Las asechanzas del maligno estaban a punto de asediarla cuando decidió compartir su vocación con una terciaria franciscana. Seguramente inducida por la profesión de su padre, tejedor, aprendió a tejer. Entretanto, seguía progresando en la virtud. Como le ha sucedido a muchos seguidores de Cristo, su ascenso espiritual fue objeto de diversos y frecuentes ataques por parte del diablo, que tuvo uno de sus campos de acción en el arte que la beata cultivaba: destruía su labor y la importunaba enredándole el hilo. Pacientemente, aunque perdía el tiempo, Isabel trataba de recuperar el trabajo pasando por alto las insidias del demonio. Dios preparaba su espíritu para que pudiese acoger las gracias y favores que había dispuesto para ella.

En 1403, cuando tenía 17 años, el P. Kügelin le sugirió otra forma de vida. Conocía la existencia de una comunidad religiosa de terciarias franciscanas establecida en Reute, localidad cercana a Waldsee, y parecía que era el lugar donde ella podría consagrar el resto de su vida. Sus padres no aprobaron su decisión, pero se fue a pesar de todo. La casa que había sido erigida con la colaboración de Jakob von Metsch, en 1406 se convirtió en convento. Fue allí donde Isabel pudo vivir plenamente su vocación, entregada a la penitencia y a la oración. Era una gran contemplativa y solía quedarse absorta en los misterios de la Pasión en cualquier lugar donde se hallaba. La intensísima presencia de Dios en su vida, su obediencia, humildad y sencillez cerraban el paso a debilidades y flaquezas, de tal forma que su confesor no hallaba materia en su conducta que requiriese su absolución.

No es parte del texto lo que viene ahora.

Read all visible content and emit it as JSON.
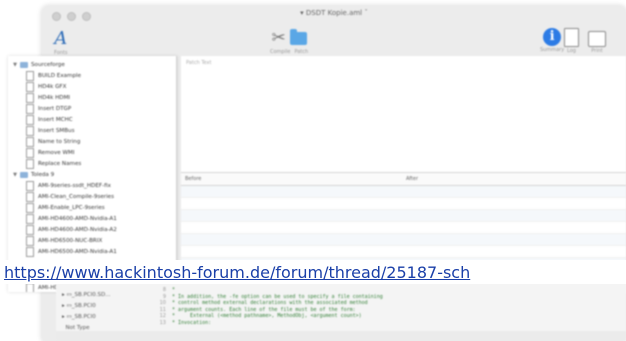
{
  "window": {
    "title": "▾ DSDT Kopie.aml ˇ"
  },
  "toolbar": {
    "left": {
      "label": "Fonts"
    },
    "center_left_label": "Compile",
    "center_right_label": "Patch",
    "right_labels": [
      "Summary",
      "Log",
      "Print"
    ]
  },
  "sidebar": {
    "groups": [
      {
        "label": "Sourceforge",
        "items": [
          "BUILD Example",
          "HD4k GFX",
          "HD4k HDMI",
          "Insert DTGP",
          "Insert MCHC",
          "Insert SMBus",
          "Name to String",
          "Remove WMI",
          "Replace Names"
        ]
      },
      {
        "label": "Toleda 9",
        "items": [
          "AMI-9series-ssdt_HDEF-fix",
          "AMI-Clean_Compile-9series",
          "AMI-Enable_LPC-9series",
          "AMI-HD4600-AMD-Nvidia-A1",
          "AMI-HD4600-AMD-Nvidia-A2",
          "AMI-HD6500-NUC-BRIX",
          "AMI-HD6500-AMD-Nvidia-A1",
          "AMI-HD6500-NUC-BRIX"
        ]
      }
    ]
  },
  "patch": {
    "placeholder": "Patch Text"
  },
  "table": {
    "columns": [
      "Before",
      "After"
    ]
  },
  "editor": {
    "items": [
      "_SB.PCI0.SD...",
      "_SB.PCI0",
      "_SB.PCI0",
      "Not Type"
    ],
    "lines": [
      "*",
      "* In addition, the -fe option can be used to specify a file containing",
      "* control method external declarations with the associated method",
      "* argument counts. Each line of the file must be of the form:",
      "*     External (<method pathname>, MethodObj, <argument count>)",
      "* Invocation:"
    ]
  },
  "link": {
    "text": "https://www.hackintosh-forum.de/forum/thread/25187-sch"
  },
  "colors": {
    "link": "#1a3fa8",
    "accent": "#2c7be5",
    "comment": "#2e7d32"
  }
}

Isabel se ocupó de las labores de cocina que le encomendaron, realizándolas de forma ejemplar con su sencillez y solicitud acostumbradas. A la par, socorría a los pobres que se acercaban al convento. Fue probada en la virtud tanto física como espiritualmente. Contrajo distintas enfermedades –-entre otras, la temible lepra-–, pero su manera virtuosa de encararlas no hizo más que acrecentar su virtud. El diablo trataba de inducirla al mal haciéndole ver supuestos recelos hacia ella de otras religiosas, así como diversas situaciones que podían causar desánimo. Isabel salió del convento en escasísimas ocasiones y, siempre por razones de fuerza mayor, lo que hizo que fuese conocida como «la reclusa».

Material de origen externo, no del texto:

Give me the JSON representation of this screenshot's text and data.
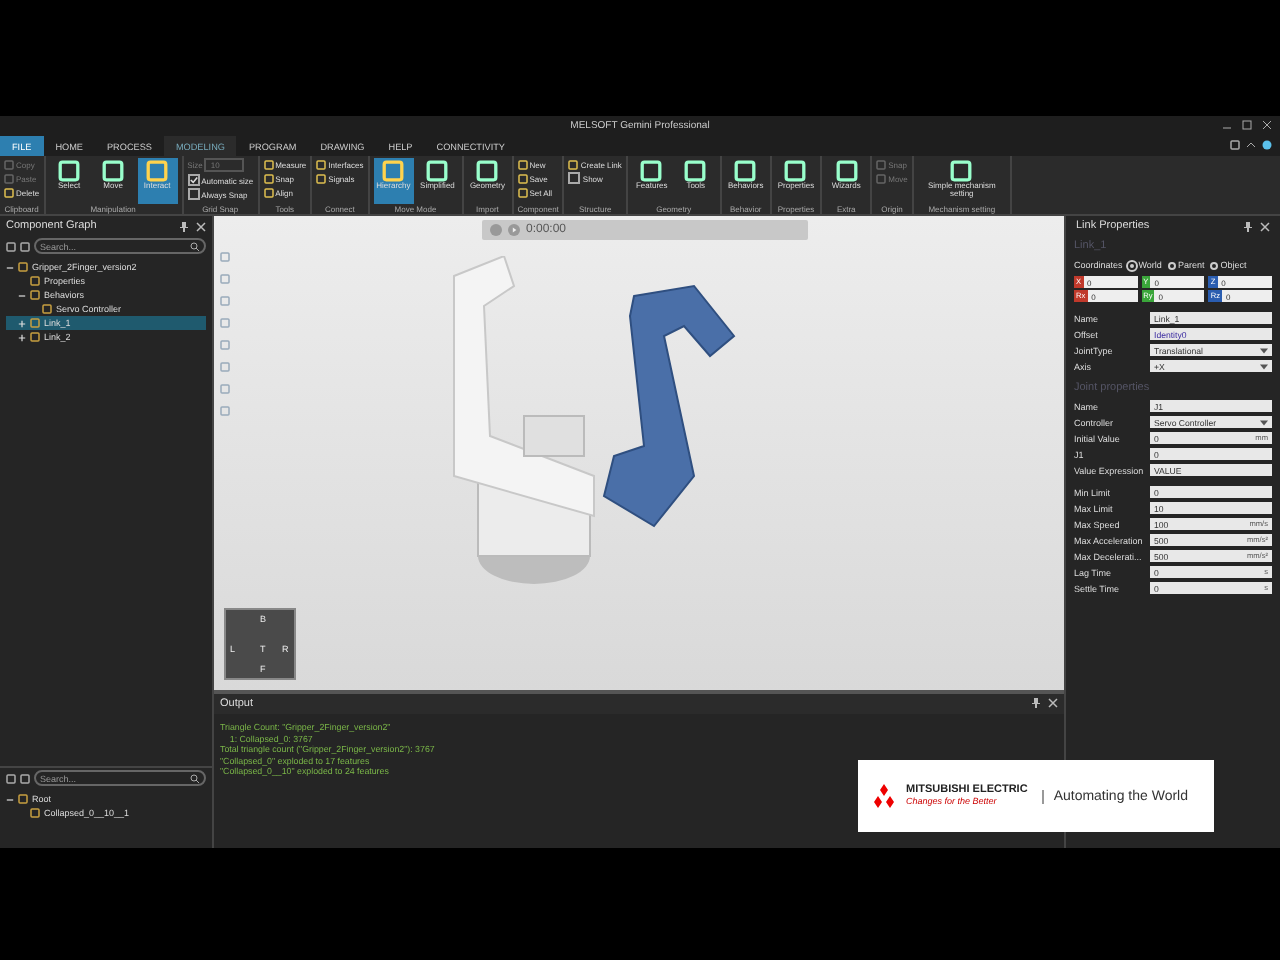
{
  "window": {
    "title": "MELSOFT Gemini Professional"
  },
  "tabs": [
    {
      "label": "FILE",
      "kind": "file",
      "selected": false
    },
    {
      "label": "HOME",
      "kind": "tab",
      "selected": false
    },
    {
      "label": "PROCESS",
      "kind": "tab",
      "selected": false
    },
    {
      "label": "MODELING",
      "kind": "tab",
      "selected": true
    },
    {
      "label": "PROGRAM",
      "kind": "tab",
      "selected": false
    },
    {
      "label": "DRAWING",
      "kind": "tab",
      "selected": false
    },
    {
      "label": "HELP",
      "kind": "tab",
      "selected": false
    },
    {
      "label": "CONNECTIVITY",
      "kind": "tab",
      "selected": false
    }
  ],
  "ribbon": [
    {
      "label": "Clipboard",
      "items": [
        {
          "kind": "small",
          "label": "Copy",
          "disabled": true
        },
        {
          "kind": "small",
          "label": "Paste",
          "disabled": true
        },
        {
          "kind": "small",
          "label": "Delete",
          "disabled": false
        }
      ]
    },
    {
      "label": "Manipulation",
      "items": [
        {
          "kind": "large",
          "label": "Select",
          "selected": false
        },
        {
          "kind": "large",
          "label": "Move",
          "selected": false
        },
        {
          "kind": "large",
          "label": "Interact",
          "selected": true
        }
      ]
    },
    {
      "label": "Grid Snap",
      "items": [
        {
          "kind": "field",
          "label": "Size",
          "value": "10",
          "disabled": true
        },
        {
          "kind": "check",
          "label": "Automatic size",
          "checked": true
        },
        {
          "kind": "check",
          "label": "Always Snap",
          "checked": false
        }
      ]
    },
    {
      "label": "Tools",
      "items": [
        {
          "kind": "small",
          "label": "Measure",
          "disabled": false
        },
        {
          "kind": "small",
          "label": "Snap",
          "disabled": false
        },
        {
          "kind": "small",
          "label": "Align",
          "disabled": false
        }
      ]
    },
    {
      "label": "Connect",
      "items": [
        {
          "kind": "small",
          "label": "Interfaces",
          "disabled": false
        },
        {
          "kind": "small",
          "label": "Signals",
          "disabled": false
        }
      ]
    },
    {
      "label": "Move Mode",
      "items": [
        {
          "kind": "large",
          "label": "Hierarchy",
          "selected": true
        },
        {
          "kind": "large",
          "label": "Simplified",
          "selected": false
        }
      ]
    },
    {
      "label": "Import",
      "items": [
        {
          "kind": "large",
          "label": "Geometry"
        }
      ]
    },
    {
      "label": "Component",
      "items": [
        {
          "kind": "small",
          "label": "New",
          "disabled": false
        },
        {
          "kind": "small",
          "label": "Save",
          "disabled": false
        },
        {
          "kind": "small",
          "label": "Set All",
          "disabled": false
        }
      ]
    },
    {
      "label": "Structure",
      "items": [
        {
          "kind": "small",
          "label": "Create Link",
          "disabled": false
        },
        {
          "kind": "check",
          "label": "Show",
          "checked": false
        }
      ]
    },
    {
      "label": "Geometry",
      "items": [
        {
          "kind": "large",
          "label": "Features"
        },
        {
          "kind": "large",
          "label": "Tools"
        }
      ]
    },
    {
      "label": "Behavior",
      "items": [
        {
          "kind": "large",
          "label": "Behaviors"
        }
      ]
    },
    {
      "label": "Properties",
      "items": [
        {
          "kind": "large",
          "label": "Properties"
        }
      ]
    },
    {
      "label": "Extra",
      "items": [
        {
          "kind": "large",
          "label": "Wizards"
        }
      ]
    },
    {
      "label": "Origin",
      "items": [
        {
          "kind": "small",
          "label": "Snap",
          "disabled": true
        },
        {
          "kind": "small",
          "label": "Move",
          "disabled": true
        }
      ]
    },
    {
      "label": "Mechanism setting",
      "items": [
        {
          "kind": "large",
          "label": "Simple mechanism setting"
        }
      ]
    }
  ],
  "component_graph": {
    "title": "Component Graph",
    "search": {
      "placeholder": "Search..."
    },
    "tree": [
      {
        "label": "Gripper_2Finger_version2",
        "selected": false,
        "expanded": true,
        "children": [
          {
            "label": "Properties",
            "selected": false
          },
          {
            "label": "Behaviors",
            "selected": false,
            "expanded": true,
            "children": [
              {
                "label": "Servo Controller",
                "selected": false
              }
            ]
          },
          {
            "label": "Link_1",
            "selected": true,
            "expanded": false
          },
          {
            "label": "Link_2",
            "selected": false,
            "expanded": false
          }
        ]
      }
    ],
    "bottom_search": {
      "placeholder": "Search..."
    },
    "bottom_tree": [
      {
        "label": "Root",
        "selected": false,
        "expanded": true,
        "children": [
          {
            "label": "Collapsed_0__10__1",
            "selected": false
          }
        ]
      }
    ]
  },
  "viewport": {
    "time": "0:00:00",
    "nav_cube": [
      "B",
      "L",
      "T",
      "R",
      "F"
    ]
  },
  "output": {
    "title": "Output",
    "lines": [
      "Triangle Count: \"Gripper_2Finger_version2\"",
      "    1: Collapsed_0: 3767",
      "Total triangle count (\"Gripper_2Finger_version2\"): 3767",
      "\"Collapsed_0\" exploded to 17 features",
      "\"Collapsed_0__10\" exploded to 24 features"
    ]
  },
  "logo": {
    "brand": "MITSUBISHI ELECTRIC",
    "slogan": "Changes for the Better",
    "tagline": "Automating the World"
  },
  "link_properties": {
    "title": "Link Properties",
    "subtitle": "Link_1",
    "coordinates_label": "Coordinates",
    "coordinates": [
      {
        "label": "World",
        "selected": true
      },
      {
        "label": "Parent",
        "selected": false
      },
      {
        "label": "Object",
        "selected": false
      }
    ],
    "axes": [
      {
        "label": "X",
        "value": "0",
        "color": "#c0392b"
      },
      {
        "label": "Y",
        "value": "0",
        "color": "#3aa63a"
      },
      {
        "label": "Z",
        "value": "0",
        "color": "#2a5db0"
      },
      {
        "label": "Rx",
        "value": "0",
        "color": "#c0392b"
      },
      {
        "label": "Ry",
        "value": "0",
        "color": "#3aa63a"
      },
      {
        "label": "Rz",
        "value": "0",
        "color": "#2a5db0"
      }
    ],
    "fields": [
      {
        "kind": "text",
        "label": "Name",
        "value": "Link_1"
      },
      {
        "kind": "link",
        "label": "Offset",
        "value": "Identity0"
      },
      {
        "kind": "dropdown",
        "label": "JointType",
        "value": "Translational"
      },
      {
        "kind": "dropdown",
        "label": "Axis",
        "value": "+X"
      }
    ],
    "joint_title": "Joint properties",
    "joint_fields": [
      {
        "kind": "text",
        "label": "Name",
        "value": "J1"
      },
      {
        "kind": "dropdown",
        "label": "Controller",
        "value": "Servo Controller"
      },
      {
        "kind": "text",
        "label": "Initial Value",
        "value": "0",
        "unit": "mm"
      },
      {
        "kind": "text",
        "label": "J1",
        "value": "0"
      },
      {
        "kind": "text",
        "label": "Value Expression",
        "value": "VALUE"
      },
      {
        "kind": "gap",
        "label": "Min Limit",
        "value": "0"
      },
      {
        "kind": "text",
        "label": "Max Limit",
        "value": "10"
      },
      {
        "kind": "text",
        "label": "Max Speed",
        "value": "100",
        "unit": "mm/s"
      },
      {
        "kind": "text",
        "label": "Max Acceleration",
        "value": "500",
        "unit": "mm/s²"
      },
      {
        "kind": "text",
        "label": "Max Decelerati...",
        "value": "500",
        "unit": "mm/s²"
      },
      {
        "kind": "spin",
        "label": "Lag Time",
        "value": "0",
        "unit": "s"
      },
      {
        "kind": "spin",
        "label": "Settle Time",
        "value": "0",
        "unit": "s"
      }
    ]
  }
}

Fue agraciada con diversos dones y favorecida con los estigmas de la Pasión y otros elementos de la misma como las heridas provocadas por la corona de espinas y las huellas de la flagelación. Fue particularmente sensible a las almas del purgatorio. Vaticinó el final del gran cisma de Occidente durante el Concilio Ecuménico de Constanza y la elección del pontífice Martín V. Está considerada como la única mística alemana de los siglos XIV y XV. Murió en Reute el 25 de noviembre de 1420, a los 34 años de edad. Sus numerosos milagros acrecentaron su fama de santidad, y el 19 de julio de 1766 el papa Clemente XIII aprobó su culto.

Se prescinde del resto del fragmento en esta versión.